Good afternoon and thank you for holding this hearing today. I am representing Brooklyn Borough President Antonio Reynoso. He is a co-applicant, along with Council Member Alexa Avilés and Assemblymember Marcela Mitaynes, of the Last Mile Zoning Text Amendment (ZTA) application submitted by the Last Mile Coalition in 2022 and has been working with advocates from all over the city to advance this effort and the accompanying Indirect Source Rule legislation (ISR). Our neighbors in Sunset Park and Red Hook are being disproportionately affected by an overconcentration of these facilities and the air quality and street safety concerns that accompany them. BP Reynoso wants to thank DCP for moving forward with this work, which is so important for Brooklyn’s environmental justice communities.
DCP’s version generally supports the goals of the Coalition’s draft, which were to address facility concentration and community impacts without affecting viable manufacturing businesses also located in industrial zones. The facility size threshold of 50,000 square feet makes sense, as well as the provisions to prevent on-street operations, which can cause traffic congestion and dangerous streets.
However, BP Reynoso has a few concerns with DCP’s draft as currently written:
Definitions: DCP’s draft defines Parcel Delivery Facilities as: “a type of distribution warehouse used primarily for unloading & sorting pre-packed goods and reloading those goods onto vehicles certified as Federal Highway Administration (FHWA) Vehicle Weight Classes 1-5 for final delivery.

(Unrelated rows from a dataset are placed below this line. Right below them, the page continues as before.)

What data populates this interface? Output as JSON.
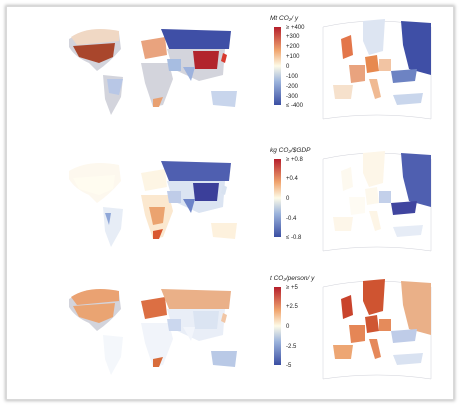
{
  "panels": [
    {
      "legend_title": "Mt CO₂/ y",
      "ticks": [
        "≥ +400",
        "+300",
        "+200",
        "+100",
        "0",
        "-100",
        "-200",
        "-300",
        "≤ -400"
      ],
      "colors": {
        "land": "#d3d4dc",
        "usa": "#a9462c",
        "china": "#b2242d",
        "russia": "#3f4fa6",
        "japan": "#d83a2e",
        "india": "#9db2dd",
        "brazil": "#b8c7e6",
        "europe": "#e9a37e",
        "canada": "#f0d8c4",
        "australia": "#c8d5ec",
        "southafrica": "#e8a071",
        "mideast": "#a7bde1",
        "ukraine": "#6d83c3"
      }
    },
    {
      "legend_title": "kg CO₂/$GDP",
      "ticks": [
        "≥ +0.8",
        "+0.4",
        "0",
        "-0.4",
        "≤ -0.8"
      ],
      "colors": {
        "land": "#d3d4dc",
        "usa": "#fffcf0",
        "china": "#3b3f9a",
        "russia": "#4f5fb0",
        "japan": "#d8e2f0",
        "india": "#6d84c8",
        "brazil": "#e7edf6",
        "europe": "#fdf5e4",
        "canada": "#fdf8ee",
        "australia": "#fdf1dd",
        "southafrica": "#d9582f",
        "mideast": "#bfcce8",
        "ukraine": "#40459f",
        "africa": "#eba36f",
        "kazakh": "#4a55a8"
      }
    },
    {
      "legend_title": "t CO₂/person/ y",
      "ticks": [
        "≥ +5",
        "+2.5",
        "0",
        "-2.5",
        "-5"
      ],
      "colors": {
        "land": "#d3d4dc",
        "usa": "#eaa472",
        "china": "#dbe4f2",
        "russia": "#eab088",
        "japan": "#f1c6a5",
        "india": "#f2f5fb",
        "brazil": "#f4f7fb",
        "europe": "#dc6f43",
        "canada": "#eaa272",
        "australia": "#b9c9e6",
        "southafrica": "#d86c3b",
        "mideast": "#cbd7ee",
        "ukraine": "#bfcce8",
        "scandinavia": "#cf5431"
      }
    }
  ],
  "colorbar": {
    "top": "#b51e2c",
    "upper": "#f0a56f",
    "mid": "#fdfbe8",
    "lower": "#9cb4dc",
    "bottom": "#3a4ea2"
  }
}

Little to none of the following activities occur – extended inventory storage, picking & packing, wholesale distribution, or retail.” Meanwhile, the City Council is working with the Department of Environmental Protection (DEP) to pass an ISR, which would regulate emissions from last-mile facilities. The definition of “warehouse” in the current draft of Intro 1130-2024 is, “a fulfillment center, a facility whose primary purpose is storage and distribution of goods to consumers either directly or through a last mile facility; or a last mile facility whose primary purpose is processing or redistributing goods for delivery directly to consumers; or a parcel sorting facility whose primary purpose is sorting or redistributing goods from a fulfillment center to a last mile facility.”
Environmental review for the ISR is expected to begin this summer. DCP should work with DEP to standardize a definition to avoid future confusion about the applicability of these policies. Additionally, BP Reynoso is concerned about the use of federal vehicle standards to define facilities, given the potential for technologies and associated federal policies and regulations to change.
Sensitive receptors: Residential buildings aren’t the only places where air quality and street safety impacts reach the public. The Coalition’s ZTA would disallow last-mile facilities from locating within 1,000 feet of schools, parks, nursing homes, and public housing buildings. BP Reynoso encourages DCP to consider adding a buffer for these uses as well.
Clustering and cumulative impacts: DCP’s analysis shows that the exemptions as currently written are likely to push new facilities into Subarea 2, located at least 1,000 sq ft from residences and requiring EV charging infrastructure. Facility operators will be further incentivized to locate in Subarea 2 when the City passes the ISR, which will encourage operators to transition to zero-emission vehicles. This could lead to a high level of clustering in Subarea 2, which can still have impacts even though Subarea 2 is not directly adjacent to residential, for example, the loss of well-paying manufacturing jobs and heavily increased traffic through nearby residential zones. This can be addressed by adding a cumulative impact analysis requirement for facilities to locate in Subarea 2, and/or based on the Coalition’s draft, adding a requirement that DOT analyze potential traffic congestion and street safety impacts for each facility, including their proposed truck routing information.
Enforceability: While BP Reynoso understands the difficulty of regulating anything other than land use through zoning, the provisions to encourage use of sustainable transportation modes as written will be difficult to enforce. Simply having EV charging infrastructure or a pier on-site doesn’t guarantee that a facility will use it, and in the case of EV infrastructure, doesn’t account for the use of other zero-emission vehicle types such as cargo bikes. (It is important to remember that though EV trucks ameliorate emissions, they do not address PM2.5 impacts from tires.) BP Reynoso recommends changing this provision to a finding – requiring operators to demonstrate how they will utilize zero-emission vehicles and/or waterways – rather than an automatic exemption just for the presence of infrastructure.
Resiliency: According to the City’s EJNYC map, more than half of existing last-mile warehouses and e-commerce distribution centers are located in the 2020s 100-year flood plain. DCP’s current draft does not address this. The Coalition’s draft included compliance with any applicable waterfront district zoning requirements as a finding, and BP Reynoso encourages DCP to add this.
Finally, BP Reynoso wants to encourage DCP to analyze the Coalition’s draft application as an alternative during the environmental review process. This would allow for future changes to be made based on the Coalition’s work without risking them being “out of scope.” The Coalition is finalizing updates to their Reasonable Worst Case Development Scenario to help facilitate this. Thank you again for holding this hearing today and for working with us to protect our city’s environmental justice communities.